Il Java è un linguaggio object oriented (OOL: Object Oriented Language) di tipo “puro”, perché è stato sviluppato appositamente per implementare (realizzare) in un progetto software tutte le caratteristiche della programmazione orientata agli oggetti (OOP: Object Oriented Programming). Spesso per “Java” non si intende soltanto il linguaggio di programmazione, ma anche la tecnologia fondata sull’insieme delle tecniche alla cui base vi è il linguaggio Java.

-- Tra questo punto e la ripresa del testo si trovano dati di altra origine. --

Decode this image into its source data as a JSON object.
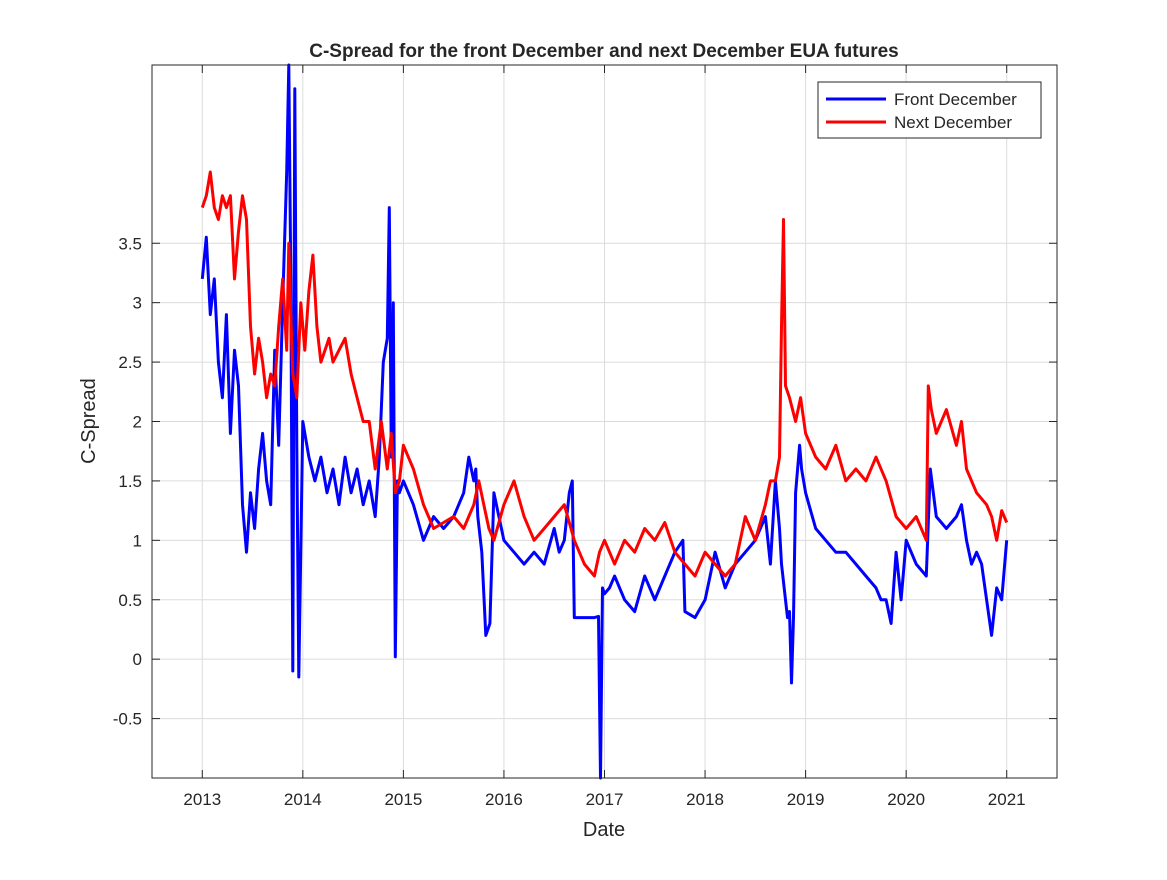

Per comprendere meglio le caratteristiche del Java, analizziamo le motivazioni e il quadro storico-scientifico che ne hanno determinato lo sviluppo.
Breve storia del linguaggio

Le origini del Java derivano da quelle del linguaggio di programmazione C++ che discende a sua volta dal C. Il C è un linguaggio di programmazione sviluppato nel 1972 da Dennis Ritchie, ricercatore nei laboratori Bell dell’azienda AT&T negli Stati Uniti, con l’obiettivo di utilizzarlo per completare il codice sorgente del sistema operativo UNIX. Il C segue il paradigma (modello) procedurale con alcune funzioni per il controllo dell’hardware, tipiche dei sistemi operativi. Il C++ nasce ufficialmente nel 1983 da un’idea di Bjarne Stroustrup, ricercatore presso gli stessi laboratori di Ritchie. Stroustrup, dovendo realizzare software molto complessi, completo il linguaggio aggiungendogli i costrutti tipici dell’OOP. Il C++ è quindi un OOL ibrido perché permette ai programmatori di realizzare progetti software seguendo il paradigma procedurale e/o quello orientato agli oggetti. Il C++ è quindi una versione del linguaggio C incrementata dai costrutti dell’OOP, come sottolinea il carattere speciale ++ (due + scritti in sequenza, spesso letti in inglese plus plus) che in C (così come in Java) rappresenta un operatore speciale la cui funzione è quella di incrementare di una unità il valore di una variabile.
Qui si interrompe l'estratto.